Jean-Christophe de Wasseige

Dans la métropole, au sortir de l'auguste gare, s'étend sur la gauche un quartier aux immeubles anciens mais parfaitement rénovés. En s'y enfonçant, on gagne vite le "Diamond Square Mile", un étroit piétonnier constitué de trois rues dessinant un "s" et sécurisé par des barrières et des caméras : les Rijfstraat, Hoveniersstraat et Schupstraat. C'est ici que bat le cœur diamantaire anversois.

Au sein de hauts immeubles se cachent une myriade d'ateliers, où les pierres sont réceptionnées des quatre coins du monde, taillées, polies, négociées, revendues. Toute cette ruche compte quelque 1.600 entreprises et 6.000 employés. La tradition diamantaire d'Anvers jouit d'une renommée mondiale. Cependant, la concurrence devient féroce. Une partie de l'activité de taille et du polissage a déjà migré à Surat en Inde ou à Ramat Gan en Israël. Dubaï ambitionne de s'imposer. Quant à la Chine et aux USA, ils se sont lancés dans les diamants de synthèse.

Anvers, elle, préserve deux spécialités : le négoce des pierres brutes et la taille des diamants les plus précieux. Environ 86 % des diamants bruts et 50 % des diamants polis continuent de passer par le Square Mile. Cela pèse lourd : environ 4 % de l'ensemble des exportations belges dans le monde, soit 16,1 milliards d'euros en 2019 (dernière année avant la pandémie). Les exportations des seuls diamants polis se sont élevées à 8,7 milliards d'euros. Principaux marchés : USA, Hong Kong et Suisse.

Au milieu de la Hoveniersstraat, trône le bâtiment de l'Antwerp World Diamond Centre, qui défend les intérêts du secteur : négociants, tailleurs, certificateurs, joailliers… La mission de l'AWDC est double : renforcer la position d'Anvers comme plaque tournante du commerce et promouvoir l'image du diamant auprès du grand public. L'organisation assure aussi des rôles opérationnels. Elle coordonne ainsi la sécurité dans le district et, surtout, abrite le Diamond Office, par lequel toutes les importations et les exportations doivent se faire. Ce bureau est géré avec le SPF Économie et les Douanes. On y vérifie l'origine des pierres selon le "processus de Kimberley", qui vise à interdire les diamants des régions en guerre ; on y examine leur valeur ; on y délivre les autorisations.

Deux grands enjeux

Wim Soons, responsable des affaires publiques de l'AWDC.
© AWDC

"À l'heure actuelle, l'AWDC a deux préoccupations majeures, explique Wim Soons, le responsable des affaires publiques. La première est de s'assurer que nos membres puissent, de façon aisée, ouvrir des comptes bancaires et décrocher des crédits." Depuis la crise financière de 2008, c'est devenu plus difficile. Il faut prouver son identité et son honorabilité. L'instauration d'un "service bancaire de base" pour les entreprises pourrait améliorer la situation (un tel dispositif existe pour les particuliers depuis 2003). "Une loi a été votée au Parlement en novembre 2020 mais n'est toujours pas d'application. Nous espérons qu'elle entrera bientôt en vigueur."

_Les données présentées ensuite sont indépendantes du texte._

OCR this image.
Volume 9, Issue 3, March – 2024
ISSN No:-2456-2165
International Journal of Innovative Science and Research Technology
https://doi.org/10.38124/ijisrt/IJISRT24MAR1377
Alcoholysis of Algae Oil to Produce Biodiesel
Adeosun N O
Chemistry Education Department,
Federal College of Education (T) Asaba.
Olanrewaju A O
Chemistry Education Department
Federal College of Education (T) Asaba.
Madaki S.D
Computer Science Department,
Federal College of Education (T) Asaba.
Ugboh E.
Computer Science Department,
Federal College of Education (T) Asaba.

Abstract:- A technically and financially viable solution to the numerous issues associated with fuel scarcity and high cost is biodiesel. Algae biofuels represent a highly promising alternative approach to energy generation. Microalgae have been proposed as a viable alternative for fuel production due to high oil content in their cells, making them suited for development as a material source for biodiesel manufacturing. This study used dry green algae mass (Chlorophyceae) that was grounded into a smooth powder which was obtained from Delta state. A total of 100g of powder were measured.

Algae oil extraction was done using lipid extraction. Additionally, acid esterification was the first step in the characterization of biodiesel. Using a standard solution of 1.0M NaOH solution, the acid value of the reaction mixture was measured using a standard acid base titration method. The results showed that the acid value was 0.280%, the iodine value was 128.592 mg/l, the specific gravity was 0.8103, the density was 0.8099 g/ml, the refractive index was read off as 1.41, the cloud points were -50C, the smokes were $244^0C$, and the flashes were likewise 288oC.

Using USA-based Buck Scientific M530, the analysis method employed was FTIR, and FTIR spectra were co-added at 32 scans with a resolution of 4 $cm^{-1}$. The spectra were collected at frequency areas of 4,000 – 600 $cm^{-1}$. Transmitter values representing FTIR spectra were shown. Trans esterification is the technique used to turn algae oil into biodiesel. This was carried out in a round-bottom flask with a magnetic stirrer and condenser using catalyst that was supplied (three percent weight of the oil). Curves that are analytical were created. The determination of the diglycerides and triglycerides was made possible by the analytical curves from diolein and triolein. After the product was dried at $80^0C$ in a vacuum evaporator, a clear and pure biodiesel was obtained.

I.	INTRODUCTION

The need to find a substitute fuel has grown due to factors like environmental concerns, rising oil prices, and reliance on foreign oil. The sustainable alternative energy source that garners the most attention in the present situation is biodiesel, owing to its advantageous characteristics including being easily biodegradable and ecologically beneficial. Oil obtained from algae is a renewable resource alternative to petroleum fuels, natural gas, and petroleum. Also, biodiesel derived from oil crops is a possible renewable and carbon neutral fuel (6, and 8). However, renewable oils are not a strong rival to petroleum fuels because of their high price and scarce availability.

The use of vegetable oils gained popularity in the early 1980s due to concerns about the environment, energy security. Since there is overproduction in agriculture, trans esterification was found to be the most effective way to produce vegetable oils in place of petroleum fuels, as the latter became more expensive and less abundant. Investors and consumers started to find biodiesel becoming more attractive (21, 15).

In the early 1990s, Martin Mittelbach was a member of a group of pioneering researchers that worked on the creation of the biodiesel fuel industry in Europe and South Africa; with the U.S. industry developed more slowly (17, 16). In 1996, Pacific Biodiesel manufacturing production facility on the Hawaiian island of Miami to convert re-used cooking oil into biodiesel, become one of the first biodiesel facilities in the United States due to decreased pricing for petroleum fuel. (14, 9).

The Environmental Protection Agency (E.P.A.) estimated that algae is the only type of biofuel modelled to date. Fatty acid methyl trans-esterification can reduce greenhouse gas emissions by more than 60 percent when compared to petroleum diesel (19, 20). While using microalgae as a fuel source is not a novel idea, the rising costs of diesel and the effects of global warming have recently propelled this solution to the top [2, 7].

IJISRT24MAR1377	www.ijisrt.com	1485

La seconde préoccupation concerne l'attractivité d'Anvers. "Face à la concurrence, il est crucial de bénéficier d'un climat fiscal stable. Nous voulons qu'il demeure tel qu'il est aujourd'hui. D'abord parce que, avec la “taxe carat”, il rapporte davantage à l'État (NDLR : instaurée en 2017, cette taxation fixe la base imposable des grossistes en diamant via un pourcentage de leur chiffre d'affaires). Ensuite, parce que nos compagnies ont besoin de prévisibilité."

L'AWDC a pour directeur général Ari Epstein.
© AWDC

"Le plus grand atout d'Anvers, c'est sa masse critique : son importante concentration d'entreprises du diamant. Si celles-ci se délocalisent, elles ne reviendront pas. Donc, il faut tout faire pour les garder. Notre second atout, c'est la conformité aux règles. Nous investissons beaucoup dans la prévention et les mesures anti-blanchiment. Peut-être plus que d'autres places dans le monde. Cela donne l'assurance aux opérateurs que, s'ils veulent venir travailler ou commercer chez nous, tout sera OK."

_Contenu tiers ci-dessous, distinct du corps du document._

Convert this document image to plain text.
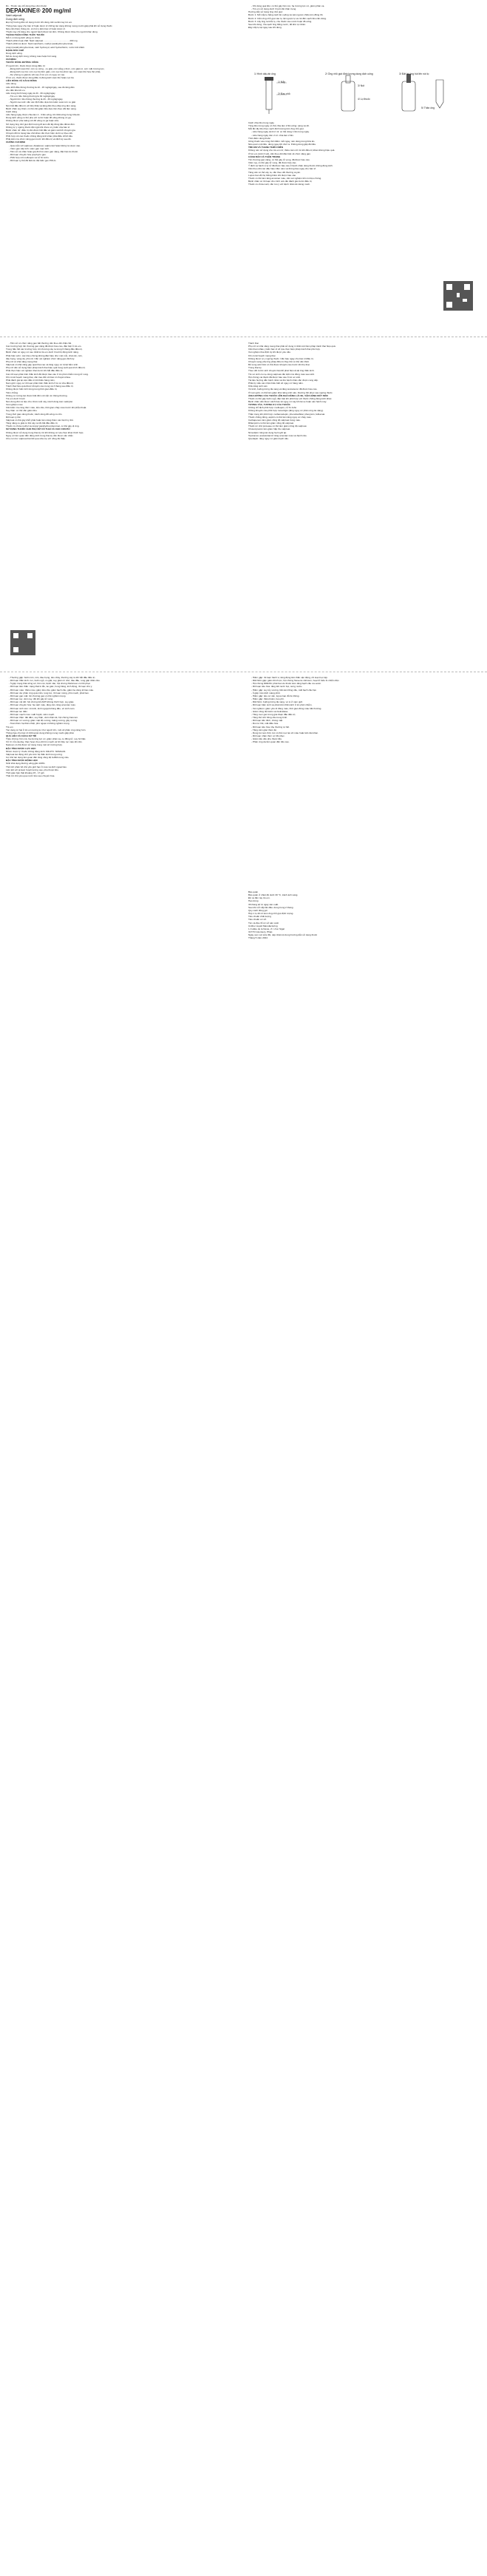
Rx - Thuốc này chỉ dùng theo đơn thuốc

DEPAKINE® 200 mg/ml

Natri valproat

Dung dịch uống

Đọc kỹ hướng dẫn sử dụng trước khi dùng. Để xa tầm tay trẻ em.

Thông báo ngay cho bác sĩ hoặc dược sĩ những tác dụng không mong muốn gặp phải khi sử dụng thuốc.

Nếu cần thêm thông tin, xin hỏi ý kiến bác sĩ hoặc dược sĩ.

Thuốc này chỉ dùng cho người bệnh được kê đơn. Không được đưa cho người khác dùng.

THÀNH PHẦN CÔNG THỨC THUỐC

Mỗi 1 ml dung dịch uống có chứa:

Thành phần hoạt chất: Natri valproat ........................................ 200 mg

Thành phần tá dược: Natri saccharin, methyl parahydroxybenzoat,

propyl parahydroxybenzoat, natri hydroxyd, acid hydrochloric, nước tinh khiết.

DẠNG BÀO CHẾ

Dung dịch uống.

Mô tả: dung dịch trong, không màu hoặc hơi vàng.

CHỈ ĐỊNH

THUỐC DÙNG ĐƯỜNG UỐNG

Ở người lớn, thuốc được dùng điều trị:

- Động kinh toàn thể: cơn co cứng - co giật, cơn vắng ý thức, cơn giật cơ, cơn mất trương lực,

- Động kinh cục bộ: cơn cục bộ đơn giản, cơn cục bộ phức tạp, cơn toàn thể hóa thứ phát,

- Dự phòng co giật do sốt cao ở trẻ em có nguy cơ cao.

Ở trẻ em, thuốc được dùng điều trị động kinh toàn thể hoặc cục bộ.

LIỀU DÙNG VÀ CÁCH DÙNG

Liều dùng

Liều khởi đầu thông thường là 10 - 15 mg/kg/ngày, sau đó tăng dần

cho đến liều tối ưu.

Liều trung bình hàng ngày là 20 - 30 mg/kg/ngày.

- Trẻ em: liều thông thường là 30 mg/kg/ngày.

- Người lớn: liều thông thường là 20 - 30 mg/kg/ngày.

- Người cao tuổi: cần xác định liều dựa trên kiểm soát cơn co giật.

Nên bắt đầu điều trị với liều thấp và tăng dần theo đáp ứng lâm sàng.

Bệnh nhân suy thận: có thể cần giảm liều dựa trên theo dõi lâm sàng.

Cách dùng

Liều hàng ngày được chia làm 2 - 3 lần uống, tốt nhất uống trong bữa ăn.

Dung dịch uống có thể pha với nước hoặc đồ uống không có ga.

Không được pha loãng với đồ uống có ga hoặc sữa.

Sử dụng ống nhỏ giọt định lượng đi kèm để lấy đúng liều đã kê đơn.

Không tự ý ngừng thuốc đột ngột khi chưa có ý kiến của bác sĩ.

Bệnh nhân nữ: điều trị cần được bắt đầu và giám sát bởi chuyên gia.

Chuyển đổi từ dạng bào chế khác cần thực hiện dưới sự theo dõi.

Phối hợp với các thuốc chống động kinh khác phải điều chỉnh liều.

Phải kiểm tra chức năng gan trước khi điều trị và định kỳ sau đó.

CHỐNG CHỈ ĐỊNH

- Quá mẫn với valproat, divalproat, valpromid hoặc bất kỳ tá dược nào.

- Viêm gan cấp tính; viêm gan mạn tính.

- Tiền sử cá nhân hoặc gia đình bị viêm gan nặng, đặc biệt do thuốc.

- Rối loạn chuyển hóa porphyrin gan.

- Phối hợp với mefloquin và cỏ St John.

- Rối loạn ty thể đã biết do đột biến gen POLG.

- Khi dùng quá liều: có thể gây hôn mê, hạ trương lực cơ, giảm phản xạ.

- Trẻ em sử dụng dưới 3 tuổi cần thận trọng.

Hướng dẫn sử dụng ống nhỏ giọt:

Bước 1: Mở nắp lọ bằng cách ấn xuống và vặn ngược chiều kim đồng hồ.

Bước 2: Cắm ống nhỏ giọt vào lọ, lật ngược lọ và rút đến vạch liều cần dùng.

Bước 3: Lấy ống ra khỏi lọ, cho thuốc vào nước hoặc đồ uống.

Sau khi dùng, rửa sạch ống bằng nước, để khô tự nhiên.

Đậy nắp lọ lại ngay sau khi dùng.

1/ Hình dấu ấn ống	2/ Ống nhỏ giọt định lượng dung dịch uống	3/ Đặt lại ống hút lên nút lọ
1/ Nắp
2/ Đầu nhỏ
3/ Nút
4/ Lọ thuốc
5/ Thân ống

Cách chia liều trong ngày

Tổng liều trong ngày có thể chia làm 2 lần uống: sáng và tối.

Mỗi lần lấy liều theo vạch định lượng trên ống nhỏ giọt.

- Liều hàng ngày dưới 2 ml: có thể dùng 1 lần trong ngày.

- Liều hàng ngày trên 2 ml: chia làm 2 lần.

Thời điểm dùng thuốc

Uống thuốc vào cùng thời điểm mỗi ngày, nên dùng trong bữa ăn.

Nếu quên một liều, dùng ngay khi nhớ ra. Không dùng gấp đôi liều.

TRẺ EM VÀ THANH THIẾU NIÊN

Không nên sử dụng cho trẻ em nữ, thiếu niên nữ trừ khi điều trị khác không hiệu quả.

Ở trẻ em dưới 3 tuổi, cần theo dõi đặc biệt về chức năng gan.

CẢNH BÁO VÀ THẬN TRỌNG

Tổn thương gan nặng, có thể gây tử vong, đã được báo cáo.

Viêm tụy, có thể gây tử vong, đã được báo cáo.

Ý định và hành vi tự tử đã được báo cáo ở bệnh nhân dùng thuốc chống động kinh.

Cần theo dõi các dấu hiệu trầm cảm và thông báo ngay cho bác sĩ.

Tăng cân có thể xảy ra, cần theo dõi thường xuyên.

Lupus ban đỏ hệ thống hiếm khi được báo cáo.

Thuốc có thể làm tăng amoniac máu, cần xét nghiệm khi có triệu chứng.

Bệnh nhân có rối loạn chu trình urê cần đánh giá trước điều trị.

Thuốc có chứa natri, cần lưu ý với bệnh nhân ăn kiêng muối.

- Tiền sử có chức năng gan bất thường cần theo dõi chặt chẽ.

Các trường hợp tổn thương gan nặng đã được báo cáo, đặc biệt ở trẻ em.

Trong hầu hết các trường hợp, tổn thương xảy ra trong 6 tháng đầu điều trị.

Bệnh nhân có nguy cơ cao nhất là trẻ em dưới 3 tuổi bị động kinh nặng.

Phát hiện sớm: các triệu chứng không đặc hiệu như mệt mỏi, chán ăn, nôn,

đau bụng, vàng da, phù nề. Cần xét nghiệm chức năng gan định kỳ.

Phụ nữ có khả năng mang thai

Valproat có khả năng gây quái thai cao và tăng nguy cơ dị tật bẩm sinh.

Phụ nữ cần sử dụng biện pháp tránh thai hiệu quả trong suốt quá trình điều trị.

Phải thực hiện xét nghiệm thai trước khi bắt đầu điều trị.

Các rối loạn phát triển thần kinh đã được báo cáo ở trẻ phơi nhiễm trong tử cung.

Khi có kế hoạch mang thai, cần trao đổi với bác sĩ chuyên khoa.

Phải đánh giá lại việc điều trị tối thiểu hàng năm.

Nam giới: nguy cơ rối loạn phát triển thần kinh ở trẻ có cha điều trị.

Tránh thai hiệu quả được khuyến cáo trong và 3 tháng sau điều trị.

Không được hiến tinh trùng trong thời gian điều trị.

Tiêm chủng

Không có tương tác được biết đến với vắc xin thông thường.

Trẻ em dưới 3 tuổi

Nên dùng đơn trị liệu cho nhóm tuổi này, tránh dùng kèm salicylat.

Xét nghiệm máu

Cần kiểm tra công thức máu, tiểu cầu, thời gian chảy máu trước khi phẫu thuật.

Suy thận: có thể cần giảm liều.

Trong thời gian dùng thuốc, tránh dùng đồ uống có cồn.

Rối loạn ty thể

Valproat có thể gây khởi phát hoặc làm nặng thêm các bệnh ty thể.

Tăng nặng co giật có thể xảy ra khi bắt đầu điều trị.

Thuốc có chứa methyl và propyl parahydroxybenzoat, có thể gây dị ứng.

SỬ DỤNG THUỐC CHO PHỤ NỮ CÓ THAI VÀ CHO CON BÚ

Không được sử dụng trong thai kỳ trừ khi không có lựa chọn khác thích hợp.

Nguy cơ liên quan đến động kinh trong thai kỳ cần được cân nhắc.

Cho con bú: valproat bài tiết qua sữa mẹ với nồng độ thấp.

Tránh thai

Phụ nữ có khả năng mang thai phải sử dụng ít nhất một biện pháp tránh thai hiệu quả.

Cần tham khảo ý kiến bác sĩ về lựa chọn biện pháp tránh thai phù hợp.

Xét nghiệm thai định kỳ khi được yêu cầu.

Khi có kế hoạch mang thai

Không được tự ý ngừng thuốc. Cần báo ngay cho bác sĩ điều trị.

Chuyển sang phương pháp điều trị thay thế có thể cần thiết.

Bổ sung acid folic có thể được khuyến cáo trước khi thụ thai.

Trong thai kỳ

Theo dõi trước sinh chuyên biệt để phát hiện dị tật ống thần kinh.

Trẻ sơ sinh có mẹ dùng valproat cần kiểm tra đông máu sau sinh.

Hội chứng cai thuốc đã được báo cáo ở trẻ sơ sinh.

Tài liệu hướng dẫn bệnh nhân và thẻ bệnh nhân cần được cung cấp.

Phải ký mẫu xác nhận hiểu biết về nguy cơ hàng năm.

Khả năng sinh sản

Vô kinh, buồng trứng đa nang và tăng testosteron đã được báo cáo.

Ở nam giới, có thể làm giảm khả năng sinh sản, thường hồi phục sau ngừng thuốc.

ẢNH HƯỞNG CỦA THUỐC LÊN KHẢ NĂNG LÁI XE, VẬN HÀNH MÁY MÓC

Thuốc có thể gây buồn ngủ, đặc biệt khi phối hợp với thuốc chống động kinh khác.

Bệnh nhân cần được cảnh báo về nguy cơ này khi lái xe hoặc vận hành máy.

TƯƠNG TÁC, TƯƠNG KỴ CỦA THUỐC

Chống chỉ định phối hợp: mefloquin, cỏ St John.

Không khuyến cáo phối hợp: lamotrigin (tăng nguy cơ phản ứng da nặng).

Thận trọng khi phối hợp: carbamazepin, phenobarbital, phenytoin, felbamat.

Thuốc chống đông, aspirin có thể làm tăng nguy cơ chảy máu.

Carbapenem làm giảm nồng độ valproat trong máu.

Rifampicin có thể làm giảm nồng độ valproat.

Thuốc ức chế protease có thể làm giảm nồng độ valproat.

Cholestyramin làm giảm hấp thu valproat.

Nimodipin: tăng tác dụng hạ huyết áp.

Topiramat, acetazolamid: tăng amoniac máu và bệnh não.

Quetiapin: tăng nguy cơ giảm bạch cầu.

- Thường gặp: buồn nôn, nôn, đau bụng, tiêu chảy, thường xảy ra khi bắt đầu điều trị.

- Rối loạn thần kinh: run, buồn ngủ, co giật, suy giảm trí nhớ, đau đầu, rung giật nhãn cầu.

- Ít gặp: trạng thái sững sờ, hôn mê, bệnh não, hội chứng Parkinson có hồi phục.

- Rối loạn tâm thần: trạng thái lú lẫn, ảo giác, hung hăng, kích động, rối loạn chú ý.

- Rối loạn máu: thiếu máu, giảm tiểu cầu, giảm bạch cầu, giảm ba dòng tế bào máu.

- Rối loạn da: phản ứng quá mẫn, rụng tóc, rối loạn móng, phù mạch, phát ban.

- Rối loạn gan mật: tổn thương gan có thể nghiêm trọng.

- Rối loạn tụy: viêm tụy, đôi khi gây tử vong.

- Rối loạn nội tiết: hội chứng tiết ADH không thích hợp, suy giáp.

- Rối loạn chuyển hóa: hạ natri máu, tăng cân, tăng amoniac máu.

- Rối loạn sinh sản: vô kinh, kinh nguyệt không đều, vô sinh nam.

- Rối loạn tai: điếc.

- Rối loạn mạch máu: xuất huyết, viêm mạch.

- Rối loạn thận: đái dầm, suy thận, viêm thận kẽ, hội chứng Fanconi.

- Rối loạn cơ xương: giảm mật độ xương, loãng xương, gãy xương.

- Toàn thân: hạ thân nhiệt, phù ngoại vi không nghiêm trọng.

Trẻ em

Tác dụng có hại ở trẻ em tương tự như người lớn, một số phản ứng nặng hơn.

Thông báo cho bác sĩ những tác dụng không mong muốn gặp phải.

QUÁ LIỀU VÀ CÁCH XỬ TRÍ

Triệu chứng: hôn mê, hạ trương lực cơ, giảm phản xạ, co đồng tử, suy hô hấp.

Xử trí: rửa dạ dày, than hoạt, theo dõi tim mạch và hô hấp, lọc máu khi cần.

Naloxon có thể được sử dụng trong một số trường hợp.

ĐẶC TÍNH DƯỢC LỰC HỌC

Nhóm dược lý: thuốc chống động kinh. Mã ATC: N03AG01.

Valproat tác động chủ yếu trên hệ thần kinh trung ương.

Cơ chế tác dụng liên quan đến tăng nồng độ GABA trong não.

ĐẶC TÍNH DƯỢC ĐỘNG HỌC

Sinh khả dụng đường uống gần 100%.

Thể tích phân bố chủ yếu giới hạn ở máu và dịch ngoại bào.

Liên kết với protein huyết tương cao, phụ thuộc liều.

Thời gian bán thải khoảng 15 - 17 giờ.

Thải trừ chủ yếu qua nước tiểu sau chuyển hóa.

- Hiếm gặp: rối loạn hành vi, tăng động tâm thần vận động, rối loạn học tập.

- Rất hiếm gặp: giảm thính lực, hội chứng Stevens-Johnson, hoại tử biểu bì nhiễm độc.

- Hội chứng DRESS: phát ban do thuốc kèm tăng bạch cầu ưa eosin.

- Rối loạn tiêu hóa: tăng tiết nước bọt, sưng nướu.

- Hiếm gặp: suy tủy xương, bất sản hồng cầu, mất bạch cầu hạt.

- Ít gặp: tràn dịch màng phổi.

- Hiếm gặp: tiêu cơ vân, lupus ban đỏ hệ thống.

- Hiếm gặp: thiếu biotin, béo phì.

- Rất hiếm: buồng trứng đa nang, vú to ở nam giới.

- Rối loạn bẩm sinh và phát triển thần kinh ở trẻ phơi nhiễm.

- Xét nghiệm: giảm yếu tố đông máu, thời gian đông máu bất thường.

- Giảm nồng độ biotin và biotinidase.

- Tăng men gan trong giai đoạn đầu điều trị.

- Tăng thể tích hồng cầu trung bình.

- Rối loạn tiền đình, chóng mặt.

- Run tư thế, mất điều hòa.

- Rối loạn tiêu hóa nhẹ thường tự hết.

- Tăng cảm giác thèm ăn.

- Rụng tóc tạm thời, tóc có thể mọc lại với màu hoặc kết cấu khác.

- Rối loạn nhận thức có hồi phục.

- Giảm tiểu cầu phụ thuộc liều.

- Phản ứng da liên quan đến liều cao.

Bảo quản

Bảo quản ở nhiệt độ dưới 30 °C, tránh ánh sáng.

Để xa tầm tay trẻ em.

Hạn dùng

36 tháng kể từ ngày sản xuất.

Sau khi mở nắp lần đầu: dùng trong 2 tháng.

Quy cách đóng gói

Hộp 1 lọ 40 ml kèm ống nhỏ giọt định lượng.

Tiêu chuẩn chất lượng

Tiêu chuẩn cơ sở.

Tên và địa chỉ cơ sở sản xuất

Unither Liquid Manufacturing

1-3 allée de la Neste, Z.I. d'en Sigal

31770 Colomiers, Pháp

Ngày xem xét sửa đổi, cập nhật nội dung hướng dẫn sử dụng thuốc

Tháng 5 năm 2024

Dernier défi : "digérer" la pandémie. Le secteur a, lui aussi, été secoué : mines à l'arrêt, transports bloqués, négociants incapables de se déplacer pour examiner les pierres… Un rebond a toutefois été amorcé. La crise Covid a aussi accéléré certaines évolutions. Comme le fait que les acheteurs préfèrent découvrir les bijoux sur internet avant de se rendre dans une joaillerie. Les diamants sont éternels… mais pas la manière de les vendre.